That Package from La Biblioteca Nacional Mariano Moreno
Saturday, August 20, 2016
Roberto Baschetti with Lola. He is a fan of Club Atlético Boca Juniors fotball club |
Anybody who may read some of my blogs must know that I am
obsessed with some stuff and in particular with Argentine writer Jorge Luís
Borges.
In this 21st century the literary output of the
20th is receding into memory and what remains is that which we have
not forgotten. This is something that Borges often said.
Borges had a penchant for certain rituals. One of them was
to write prologues for his books. When these books were reprinted he would
write a new prologue that would be followed by the old one. One of my favourite
of his books is called Prólogos con un prólogo de prólogos (or Prologues with a prologue of prologues.
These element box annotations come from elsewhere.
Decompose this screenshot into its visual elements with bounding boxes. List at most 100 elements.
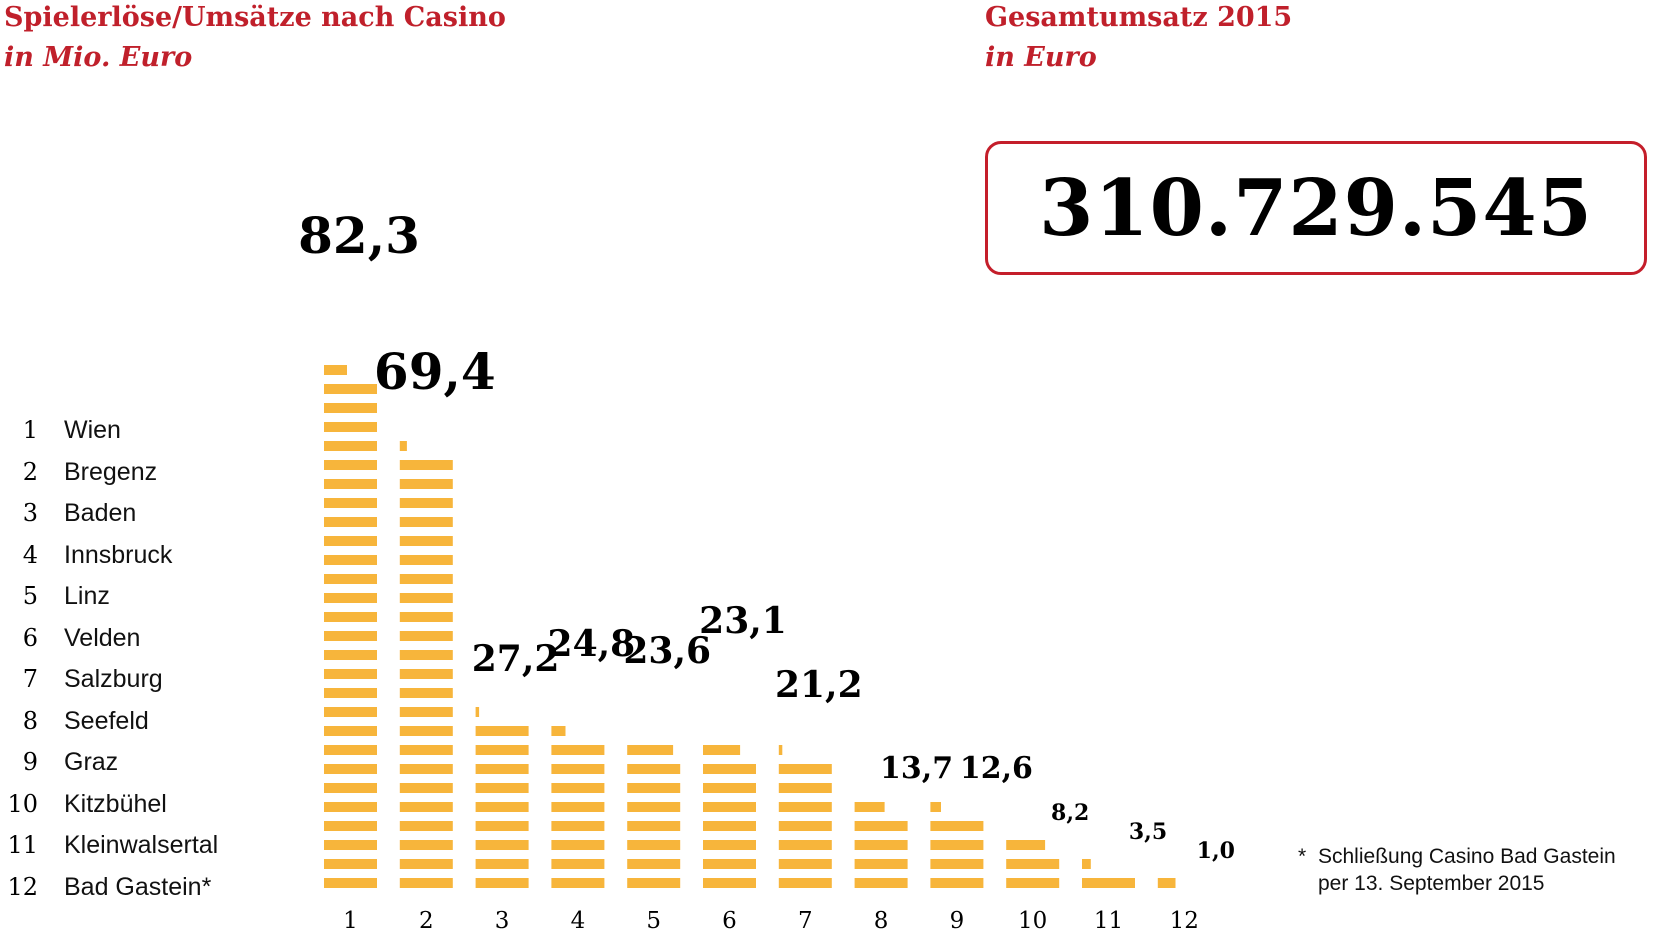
- bar-segment: [475, 859, 529, 869]
- legend-item: 8 Seefeld: [0, 701, 260, 742]
- bar-segment: [551, 745, 605, 755]
- bar-segment: [551, 764, 605, 774]
- x-tick-label: 9: [950, 908, 965, 934]
- bar-segment: [551, 878, 605, 888]
- legend-item: 7 Salzburg: [0, 659, 260, 700]
- bar-segment: [399, 840, 453, 850]
- bar-segment: [627, 878, 681, 888]
- bar-segment: [475, 726, 529, 736]
- bar-segment-partial: [1006, 840, 1046, 850]
- legend-label: Bad Gastein*: [64, 872, 212, 901]
- data-label: 8,2: [1051, 800, 1089, 826]
- bar-segment: [324, 802, 377, 812]
- legend-label: Linz: [64, 582, 110, 610]
- legend-item: 11 Kleinwalsertal: [0, 825, 260, 866]
- bar-segment: [627, 802, 681, 812]
- total-value: 310.729.545: [1039, 162, 1593, 254]
- bar-segment: [854, 878, 908, 888]
- bar-segment: [1006, 859, 1060, 869]
- legend-label: Graz: [64, 748, 119, 776]
- bar-segment: [399, 460, 453, 470]
- bar-segment: [703, 821, 756, 831]
- legend-item: 1 Wien: [0, 410, 260, 451]
- legend-label: Innsbruck: [64, 540, 173, 569]
- bar-segment: [475, 821, 529, 831]
- total-box: 310.729.545: [985, 141, 1647, 275]
- footnote: * Schließung Casino Bad Gastein per 13. …: [1298, 843, 1653, 897]
- bar-segment: [399, 802, 453, 812]
- data-label: 21,2: [775, 664, 863, 706]
- bar-segment: [324, 745, 377, 755]
- bar-segment: [399, 859, 453, 869]
- bar-segment: [703, 802, 756, 812]
- bar-segment: [399, 726, 453, 736]
- bar-segment: [324, 479, 377, 489]
- bar-segment: [778, 840, 832, 850]
- bar-segment: [399, 688, 453, 698]
- bar-segment: [399, 498, 453, 508]
- bar-segment: [399, 631, 453, 641]
- bar-segment: [324, 878, 377, 888]
- bar-segment: [324, 631, 377, 641]
- bar-segment: [778, 764, 832, 774]
- bar-segment: [627, 764, 681, 774]
- bar-segment: [324, 536, 377, 546]
- legend-item: 6 Velden: [0, 618, 260, 659]
- legend-number: 6: [22, 623, 38, 652]
- legend-label: Salzburg: [64, 665, 163, 693]
- data-label: 24,8: [548, 623, 636, 665]
- bar-segment: [551, 802, 605, 812]
- legend-label: Kitzbühel: [64, 789, 167, 818]
- bar-segment-partial: [475, 707, 480, 717]
- bar-segment-partial: [551, 726, 566, 736]
- legend-item: 12 Bad Gastein*: [0, 867, 260, 908]
- data-label: 23,6: [623, 630, 711, 672]
- bar-segment-partial: [399, 441, 407, 451]
- x-tick-label: 1: [343, 908, 358, 934]
- bar-segment: [399, 669, 453, 679]
- bar-segment: [324, 403, 377, 413]
- legend-number: 5: [22, 582, 38, 610]
- legend-item: 3 Baden: [0, 493, 260, 534]
- data-label: 27,2: [472, 638, 560, 680]
- legend-number: 7: [22, 665, 38, 693]
- bar-segment: [778, 802, 832, 812]
- bar-segment: [324, 859, 377, 869]
- bar-segment: [399, 593, 453, 603]
- bar-segment: [399, 479, 453, 489]
- footnote-marker: *: [1298, 845, 1307, 868]
- bar-segment: [399, 612, 453, 622]
- legend-number: 2: [22, 457, 38, 486]
- bar-segment: [551, 821, 605, 831]
- bar-segment-partial: [930, 802, 941, 812]
- x-tick-label: 12: [1170, 908, 1199, 934]
- bar-segment: [627, 859, 681, 869]
- x-tick-label: 2: [419, 908, 434, 934]
- bar-segment: [930, 840, 984, 850]
- bar-segment: [930, 821, 984, 831]
- bar-segment: [324, 840, 377, 850]
- bar-segment: [324, 593, 377, 603]
- bar-segment: [703, 840, 756, 850]
- legend-label: Bregenz: [64, 457, 158, 486]
- bar-segment: [324, 669, 377, 679]
- bar-segment: [475, 878, 529, 888]
- bar-segment: [324, 764, 377, 774]
- bar-segment: [475, 840, 529, 850]
- bar-segment: [703, 783, 756, 793]
- bar-segment: [703, 859, 756, 869]
- x-tick-label: 10: [1018, 908, 1047, 934]
- bar-segment: [778, 859, 832, 869]
- bar-segment: [703, 764, 756, 774]
- bar-segment: [399, 783, 453, 793]
- legend-label: Kleinwalsertal: [64, 831, 219, 859]
- bar-segment: [324, 612, 377, 622]
- bar-segment: [324, 384, 377, 394]
- bar-segment-partial: [854, 802, 885, 812]
- bar-segment: [930, 859, 984, 869]
- bar-segment: [324, 498, 377, 508]
- bar-segment: [475, 745, 529, 755]
- bar-segment-partial: [778, 745, 783, 755]
- footnote-line: per 13. September 2015: [1318, 872, 1545, 895]
- x-tick-label: 3: [495, 908, 510, 934]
I smiled when yesterday in the fiction section of Indigo on
Granville and Broadway I noticed Borges’s Labyrinths in an English translation
(2007) with a prologue by William Gibson.
And of course amongst the obsession that Borges had for
cats, tigers, mirrors there were those labyrinths and that wheel of time that
is in all respects relativistic.
Einstein had a sense of humour and Borges seriously pursued
humour in his own special way. He would appreciate my present situation with a
smile.
When Juan Domingo Perón came into power Borges who was quite
vocal in his opposition to dictators lost a job as a librarian in in a minor
public library in Buenos Aires and was given the job of inspecting chickens and
rabbits in markets. As soon as Perón fell in 1955 Borges was given the job of
heading the Argentine National Library. Only today I found out that its
official name is Biblioteca Nacional Mariano Moreno.
My friend Roberto Baschetti who works at the National
Library is a neo-Peronist. He smiles a lot and has an obsession of putting into
his web page the name and biographies of all the persons who were disappeared
during the military regimes that followed President Arturo Illía deposition in
1965 (I was an unwilling participant in that coup as a conscript of the
Argentine Navy).
For obvious reasons Baschetti would not see Borges too
kindly but he does appreciate the man’s writing skills and has made it a point
to send me every six weeks (or so) a yellow package with stuff about Borges.
That both Borges and Baschetti worked or work at the
National Library I find most interesting. In William Gibson’s prologue, Gibson
mentions sitting down to chat with writer Alberto Manguel in Barcelona (circa
2006) and mentions that Manguel is the only person Gibson ever met who had
personally known Borges. Now Manguel is the new head of that National Library.
One of his first actions in that position was to organize an exposition on
Borges (I believe it was in July). And if you didn’t know I met Manguel in
Vancouver, took his portrait and reviewed one of his books for the Vancouver
Sun.
Borges would smile at all that but particularly at that
dogged delivery of books and pamphlets about him from Buenos Aires to
Vancouver.
The principal content of the latest package is the
thickish Borges el mismo, otro (the title of the Biblioteca Nacional show about
Borges). In it, for me the jewel is the reproduction of his handwritten manuscripts
including one from one of my favourite of his stories Emma Zunz (particularly original in that is it only one of two
stories that he ever wrote that featured female protagonists).
The arrival of the package for me is magic and delight. I
can imagine Baschetti sealing the package very carefully and then with his neat
handwriting (prolijo is an often used
Argentine word for neat) addressing it to me.
At this present rate I will soon be a Borges scholar of
sorts. And that I live in Kitsilano makes it all that much more remarkable. I
am a happy stranger in a strange land.